Fiche De Lecture Sur Télévision, Stéphane Breton, Grasset, 264 P (V)

Publié le par sylvainaltazin


Sur la couverture du livre illustrée par une Vanité de Philippe de Champaigne figure en grosses lettres le mot « Télévision ». C’est cependant le diminutif « télé » que l’auteur utilise, excepté à la toute fin de l’ouvrage, non sans dénigrement : « La chose s’appelle télévision. ». La distance et l’aversion entretenues par l’essayiste avec son objet se couple, là se situe sans doute le paradoxe, avec la dimension religieuse qui lui est conférée.

Quand on sait que 94 % des foyers français sont équipés d'au moins un téléviseur aujourd'hui, contre 5 % en 1958. Que la durée moyenne d'écoute par téléspectateur dépasse les 200 minutes par jour. Que la télé, quelque soit l’incrédulité avec laquelle on la regarde, occupe une place importante, rythmant le quotidien (repas, soirées, etc.) et les sujets de conversation. Que la télé est perçue – par ses thuriféraires ou ses détracteurs – comme une « nurse cathodique », un commentaire, une image ou un miroir du monde, un moyen thérapeutique, un « entraînement à la posture consommatrice », ou encore le nouvel « opium du peuple ». Difficile de garder son calme.

Stéphane Breton opte pour l’essai pamphlétaire ironique et véhément. Un essai, pas un travail universitaire exhaustif ni une recherche empiriste : aucune œuvre ni auteur ayant trait à la télévision n’est cité ; aucune enquête n’a été effectuée ; les citations d’auteurs (écrivains, sociologues, philosophes, ethnologues, cinéastes) ne renvoient que très rarement à un livre précis ; de même nul renseignement sur la méthode et le corpus. On sait, à la lecture du livre, que seule la télévision hertzienne française a été étudiée. Et que l’auteur a du (c’est une supposition) simplement se contenté de se forcer à regarder la télévision pendant plusieurs mois, muni d’un crayon, d’une feuille de papier, et (j’imagine) d’un magnétoscope. Ces éléments corroborent, encore une fois, le mépris qu’il exprime à l’égard de la télé.

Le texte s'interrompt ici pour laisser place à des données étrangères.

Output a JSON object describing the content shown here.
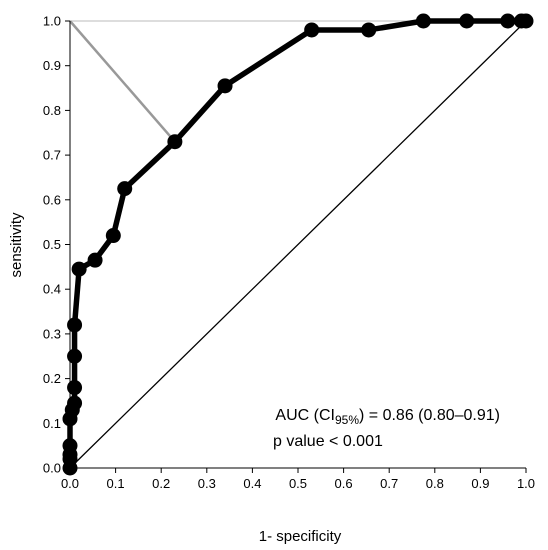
{
  "chart_data": {
    "type": "line",
    "title": "",
    "xlabel": "1- specificity",
    "ylabel": "sensitivity",
    "xlim": [
      0,
      1
    ],
    "ylim": [
      0,
      1
    ],
    "x_ticks": [
      "0.0",
      "0.1",
      "0.2",
      "0.3",
      "0.4",
      "0.5",
      "0.6",
      "0.7",
      "0.8",
      "0.9",
      "1.0"
    ],
    "y_ticks": [
      "0.0",
      "0.1",
      "0.2",
      "0.3",
      "0.4",
      "0.5",
      "0.6",
      "0.7",
      "0.8",
      "0.9",
      "1.0"
    ],
    "grid": false,
    "series": [
      {
        "name": "",
        "color": "#000000",
        "x": [
          0,
          0,
          0,
          0,
          0,
          0.005,
          0.01,
          0.01,
          0.01,
          0.01,
          0.02,
          0.055,
          0.095,
          0.12,
          0.23,
          0.34,
          0.53,
          0.655,
          0.775,
          0.87,
          0.96,
          0.99,
          1.0
        ],
        "y": [
          0,
          0.02,
          0.03,
          0.05,
          0.11,
          0.13,
          0.145,
          0.18,
          0.25,
          0.32,
          0.445,
          0.465,
          0.52,
          0.625,
          0.73,
          0.855,
          0.98,
          0.98,
          1.0,
          1.0,
          1.0,
          1.0,
          1.0
        ]
      }
    ],
    "reference_line": {
      "x": [
        0,
        1
      ],
      "y": [
        0,
        1
      ],
      "color": "#000000"
    },
    "youden_segment": {
      "x": [
        0,
        0.23
      ],
      "y": [
        1.0,
        0.73
      ],
      "color": "#999999"
    },
    "top_border": {
      "x": [
        0,
        1
      ],
      "y": [
        1.0,
        1.0
      ],
      "color": "#bbbbbb"
    },
    "annotation": {
      "auc_prefix": "AUC (CI",
      "auc_sub": "95%",
      "auc_suffix": ") = 0.86 (0.80–0.91)",
      "pvalue": "p value < 0.001"
    }
  }
}
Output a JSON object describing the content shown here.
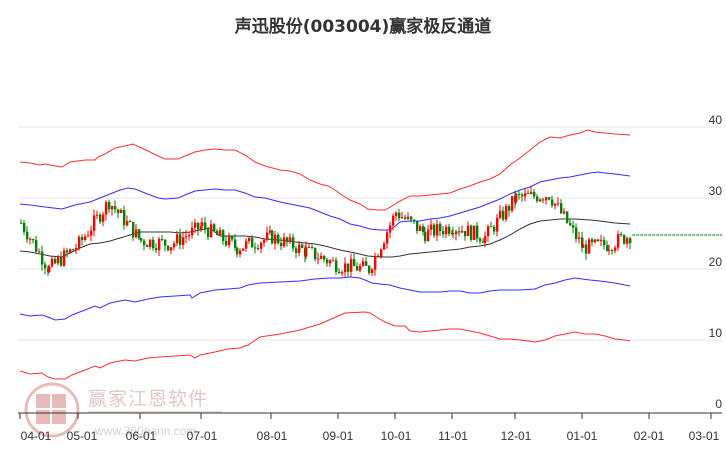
{
  "title": "声迅股份(003004)赢家极反通道",
  "watermark": {
    "brand": "赢家江恩软件",
    "url": "www.360gann.com",
    "seal": [
      "江",
      "赢",
      "恩",
      "家"
    ]
  },
  "colors": {
    "outer_band": "#ff3333",
    "inner_band": "#3333ff",
    "mid_line": "#333333",
    "candle_up": "#ff0000",
    "candle_down": "#008000",
    "projection": "#008000",
    "grid": "#e6e6e6"
  },
  "chart_data": {
    "type": "candlestick",
    "title": "声迅股份(003004)赢家极反通道",
    "xlabel": "",
    "ylabel": "",
    "ylim": [
      0,
      40
    ],
    "y_ticks": [
      0,
      10,
      20,
      30,
      40
    ],
    "x_ticks": [
      "04-01",
      "05-01",
      "06-01",
      "07-01",
      "08-01",
      "09-01",
      "10-01",
      "11-01",
      "12-01",
      "01-01",
      "02-01",
      "03-01"
    ],
    "grid": "horizontal",
    "legend": "none",
    "series": [
      {
        "name": "outer-upper",
        "color": "red",
        "x": [
          "04-01",
          "05-01",
          "06-01",
          "07-01",
          "08-01",
          "09-01",
          "10-01",
          "11-01",
          "12-01",
          "01-01",
          "02-01"
        ],
        "values": [
          35.0,
          34.5,
          37.5,
          37.0,
          35.5,
          31.0,
          28.0,
          30.5,
          36.5,
          39.5,
          39.0
        ]
      },
      {
        "name": "inner-upper",
        "color": "blue",
        "x": [
          "04-01",
          "05-01",
          "06-01",
          "07-01",
          "08-01",
          "09-01",
          "10-01",
          "11-01",
          "12-01",
          "01-01",
          "02-01"
        ],
        "values": [
          29.0,
          28.0,
          31.0,
          30.5,
          29.0,
          25.5,
          24.5,
          25.5,
          30.0,
          33.5,
          33.0
        ]
      },
      {
        "name": "middle",
        "color": "black",
        "x": [
          "04-01",
          "05-01",
          "06-01",
          "07-01",
          "08-01",
          "09-01",
          "10-01",
          "11-01",
          "12-01",
          "01-01",
          "02-01"
        ],
        "values": [
          22.5,
          21.5,
          24.5,
          25.0,
          24.0,
          22.5,
          22.0,
          23.0,
          25.0,
          27.0,
          26.5
        ]
      },
      {
        "name": "inner-lower",
        "color": "blue",
        "x": [
          "04-01",
          "05-01",
          "06-01",
          "07-01",
          "08-01",
          "09-01",
          "10-01",
          "11-01",
          "12-01",
          "01-01",
          "02-01"
        ],
        "values": [
          13.5,
          13.0,
          15.0,
          16.0,
          16.8,
          17.3,
          17.8,
          16.5,
          17.0,
          18.5,
          17.5
        ]
      },
      {
        "name": "outer-lower",
        "color": "red",
        "x": [
          "04-01",
          "05-01",
          "06-01",
          "07-01",
          "08-01",
          "09-01",
          "10-01",
          "11-01",
          "12-01",
          "01-01",
          "02-01"
        ],
        "values": [
          5.5,
          5.0,
          7.0,
          8.5,
          10.5,
          12.5,
          13.5,
          11.5,
          10.0,
          10.5,
          9.5
        ]
      },
      {
        "name": "close",
        "color": "candles",
        "x": [
          "04-01",
          "04-15",
          "05-01",
          "05-15",
          "06-01",
          "06-15",
          "07-01",
          "07-15",
          "08-01",
          "08-15",
          "09-01",
          "09-15",
          "10-01",
          "10-15",
          "11-01",
          "11-15",
          "12-01",
          "12-15",
          "01-01",
          "01-15",
          "01-25"
        ],
        "values": [
          26.5,
          20.0,
          23.5,
          29.5,
          24.0,
          23.5,
          26.0,
          23.0,
          24.5,
          22.5,
          20.5,
          20.0,
          28.0,
          25.0,
          26.0,
          24.5,
          30.0,
          30.5,
          23.0,
          23.5,
          24.8
        ]
      },
      {
        "name": "projection",
        "color": "green",
        "style": "dashed",
        "x": [
          "01-25",
          "03-01"
        ],
        "values": [
          24.8,
          24.8
        ]
      }
    ]
  }
}
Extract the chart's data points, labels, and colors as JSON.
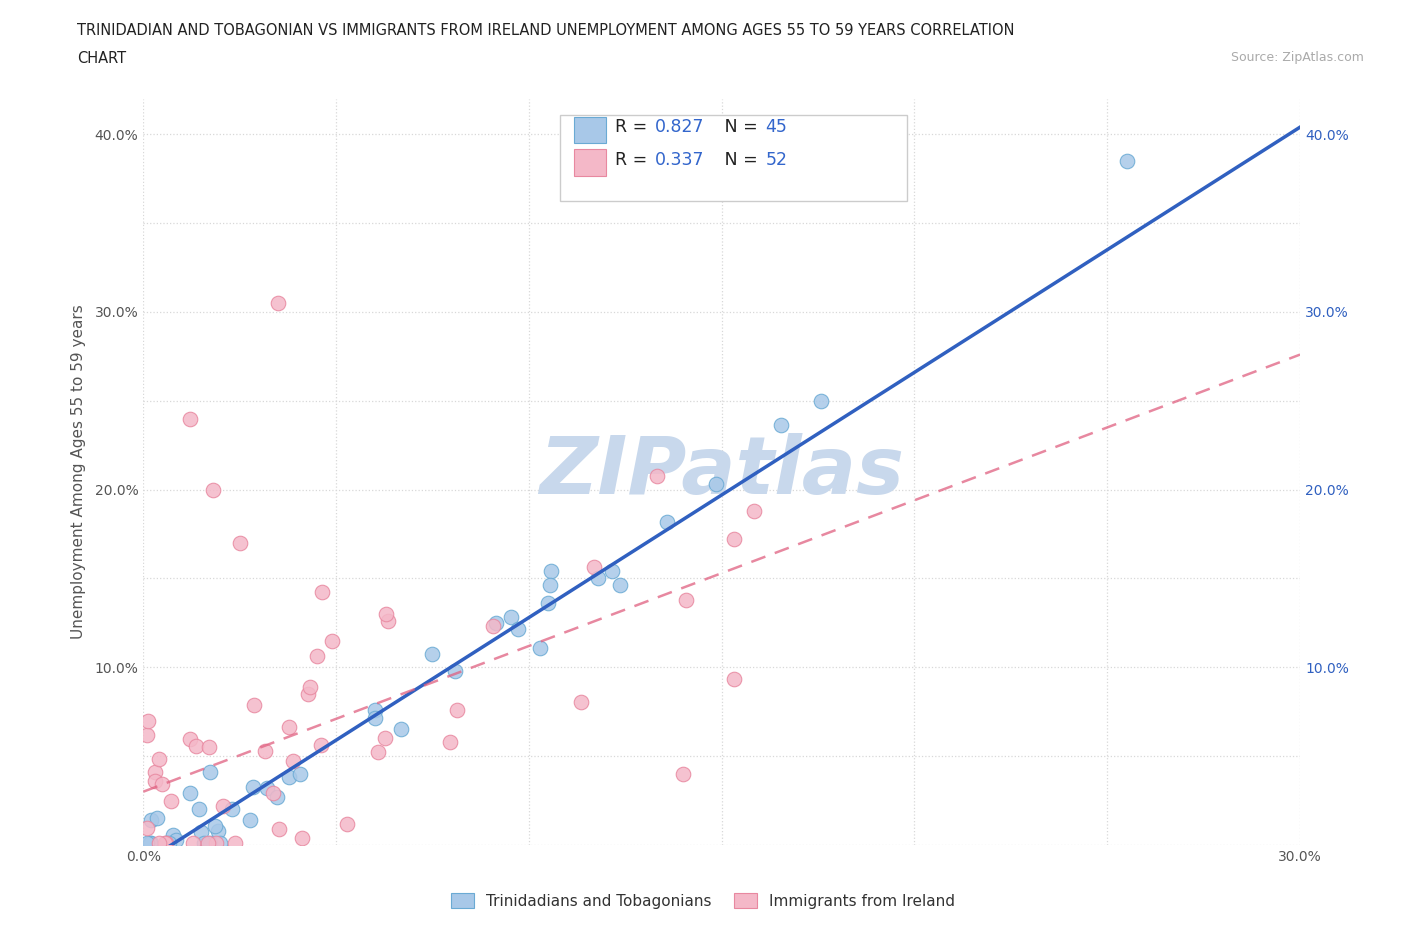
{
  "title_line1": "TRINIDADIAN AND TOBAGONIAN VS IMMIGRANTS FROM IRELAND UNEMPLOYMENT AMONG AGES 55 TO 59 YEARS CORRELATION",
  "title_line2": "CHART",
  "source_text": "Source: ZipAtlas.com",
  "ylabel": "Unemployment Among Ages 55 to 59 years",
  "xlim": [
    0.0,
    0.3
  ],
  "ylim": [
    0.0,
    0.42
  ],
  "xtick_positions": [
    0.0,
    0.05,
    0.1,
    0.15,
    0.2,
    0.25,
    0.3
  ],
  "xtick_labels": [
    "0.0%",
    "",
    "",
    "",
    "",
    "",
    "30.0%"
  ],
  "ytick_positions": [
    0.0,
    0.05,
    0.1,
    0.15,
    0.2,
    0.25,
    0.3,
    0.35,
    0.4
  ],
  "ytick_labels": [
    "",
    "",
    "10.0%",
    "",
    "20.0%",
    "",
    "30.0%",
    "",
    "40.0%"
  ],
  "blue_fill": "#a8c8e8",
  "blue_edge": "#6aaad4",
  "pink_fill": "#f4b8c8",
  "pink_edge": "#e888a0",
  "line_blue_color": "#3060c0",
  "line_pink_color": "#e06080",
  "watermark_color": "#c8d8ec",
  "R_blue": 0.827,
  "N_blue": 45,
  "R_pink": 0.337,
  "N_pink": 52,
  "blue_line_slope": 1.38,
  "blue_line_intercept": -0.01,
  "pink_line_slope": 0.82,
  "pink_line_intercept": 0.03,
  "background_color": "#ffffff",
  "grid_color": "#d8d8d8",
  "marker_size": 110,
  "legend_value_color": "#3366cc",
  "bottom_legend_labels": [
    "Trinidadians and Tobagonians",
    "Immigrants from Ireland"
  ]
}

Mais si cet ouvrage m’a franchement intéressé, c’est que sa critique viscérale s’appuie sur une analyse assez minutieuse de la scénographie de l’image et du son. Ce qui fait de ce texte un bon outil pour les cinéphiles et les littéraires mais devrait peut-être rebuter certains sociologues. En effet Télévision s’inscrit en faux contre les études de réception de la télévision. Primat absolu est donné au dispositif télévisuel. Rien (ou presque) sur le téléspectateur. Rien non plus sur le fond, ce qui importe c’est la forme. (D’ailleurs le fond ne sourd-t-il pas de la forme ?) Au confluent de la politique, de la religion, de l’esthétisme picturale et cinématographique, de la littérature et des sciences humaines, ce livre pourrait se résumer en quelques lignes : l’impersonnalité et le pluralisme monologique de la parole télévisuelle, adossée à l’image comme « un emprunt à une garantie », entend se subtituer au signe même, la télé ayant acquis une légitimité qui s’affranchit de toute responsabilité, de toute transcendance et de toute empreinte d’une relation sociale.

Très plaisant à lire, mais d’une rigueur intellectuelle parfois contestable, cet essai a tendance à opposer de façon un peu trop caricaturale la télé et le cinéma. Sauf exception, les cinéastes convoqués sont, aux yeux de l’étudiant de cinéma que je suis, parmi les plus importants qui soient : Tarkovski, Van Der Keuken, Bresson[1], Hitchcock, Ozu, Kurusawa, Wiseman ou encore Godard. Excusez du peu. Or il est certain qu’aujourd’hui nous assistons à une forme d’hybridation esthétique et économique du petit et du grand écran. Même pour le documentaire, il n’y a qu’à voir Michael Moore et ses émules, où le style « clip » et la fictionnalisation du réel sont devenus monnaie courante.

En outre, quelque soient les critiques justifiées que l’on puisse adresser à l’encontre de la télévision, il demeure certains programmes strictement télévisuels non sans intérêt : Thalassa (France 3) ; leZapping (Canal plus) ; C dans l’airRipostesArrêt sur image (France 5) ; TracksMétropolisGeoDe quoi je me mêle (Arte) pour ne citer qu’eux, parfois comparables, en terme de qualité, à ce que l’on trouve sur France culture. Radio sur laquelle on parle avec pertinence de la télévision.

 



[1] Dont la lecture de ses Notes sur le cinématographique, probablement l’un des meilleurs livres que l’on ait écrit sur ce sujet, complète très largement les propos deTélévision.